Lamentablemente, Aung San Suu Kyi sufrió una nueva detención en junio de 2003 con la excusa de velar por su protección, lo que causó poderosa presión y enorme condena internacional de estadistas, diplomáticos y organizaciones pro-Derechos Humanos. Incluso EE. UU se vió obligado a reforzar sus sanciones al gobierno dictador de Birmania.
En esta época de continuadas injusticias, la voz y el pensamiento de Aung San Suu Kyi de la "no violencia" democrática secuestrados por quienes coartan las Libertades, violan los Derechos y mantienen Birmania militarizada entre el caos, la represión y el terror; es como una vela encendida en la oscuridad. La luz que vive en los corazones de la inmensa mayoría de los birmanos. Vencedora real y material de unas elecciones cuyas autoridades le negaron el poder que por derecho, ley y justicia le corresponde. Fue un duro golpe para ella el hecho de ganar limpiamente unos comicios y después impedirsele ser la presidenta democrática, sin poder ejercer como tal, para seguidamente retenerla privándola de libertad en su propia casa.
Por ello, Aung San Suu Kyi sigue siendo la esperanza para su pueblo, el símbolo o referente de todos los democrátas birmanos.
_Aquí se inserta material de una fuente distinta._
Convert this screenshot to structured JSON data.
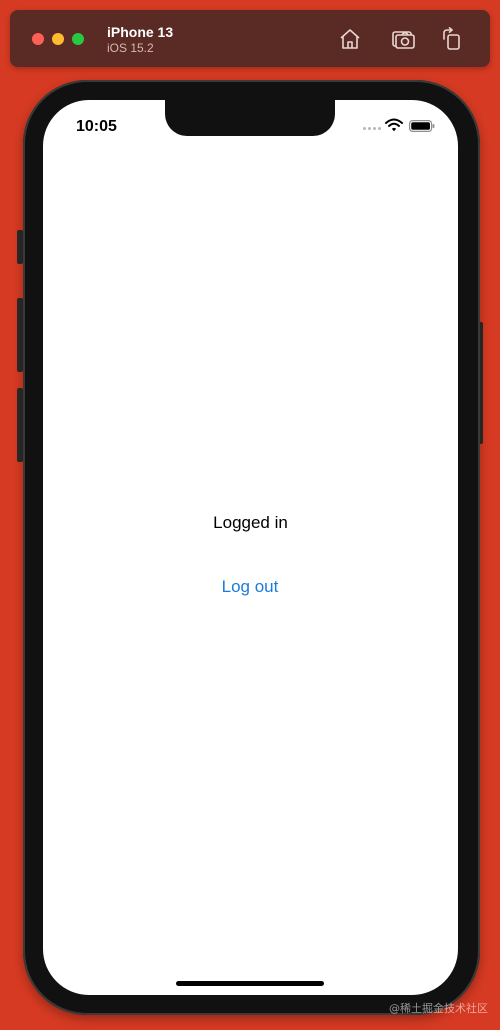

Pero también es un ejemplo para aquellas mujeres de todas razas y naciones del mundo en similar situación. Es la nueva Gandhi del siglo XXI aunque no luche contra una invasión extranjera sino contra un régimen dictatorial propio. Su no violencia, la humildad y el talante pacifista la distinguen y equiparan a prestigiosas figuras del Humanismo y la Paz como Mahatma e Indira. Ya es casi un mito, un avatar. Un icono. Un arquetipo. Una apóstol del pacifismo, la libertad, la justicia, la lucha de clases, el humanismo, la paz, la democracia. La aureola de Aung San Suu Kyi ha trascendido los límites de Birmania. Se ha convertido como Luther King, Mandela, Teresa de Calcuta, Tutú y tantos más; en un símbolo mundial. Es un poco nuestra, de cada uno de nosotros. Aunque en mayor medida del sexo femenino. Si hubiese un solo gramo de la esencia de Suu Kyi en cada mujer del mundo, tal vez las injusticias menguarían. No obstante, seguro que habrá más de una anónima Suu Kyi que no conocemos, en una situación similar a la lider birmana.
Reconocida con galardones mundiales -Premio Nobel Por la Paz, Premio Sajarov a la Libertad de Pensamiento- es declarada "Prisionera de Conciencia" por la organización defensora de los Derechos Humanos "Amnistía Internacional". Mujer valiente, voluntariosa, ni las huelgas de hambre ni los arrestos o detenciones han callado su voz por la libertad y la democracia de Birmania. Aún teniendo a favor unos 13 Nobeles por la Paz que firmaron un carta de protesta pidiendo su libertad al gobierno represor, Suu Kyi necesita de nuevo más y mayores apoyos internacionales. Continúa detenida y a pesar de las constantes protestas institucionales e individuales remitidas, el ejecutivo birmano no suelta prenda. Se empeña en no reconocer ni admitir los resultados electorales. Le niega el poder a Aung San Suu Kyi. Se prodiga en continuas excusas y falsedades para justificar su detención y no ha mostrado el mínimo atisbo de liberarla definitivamente.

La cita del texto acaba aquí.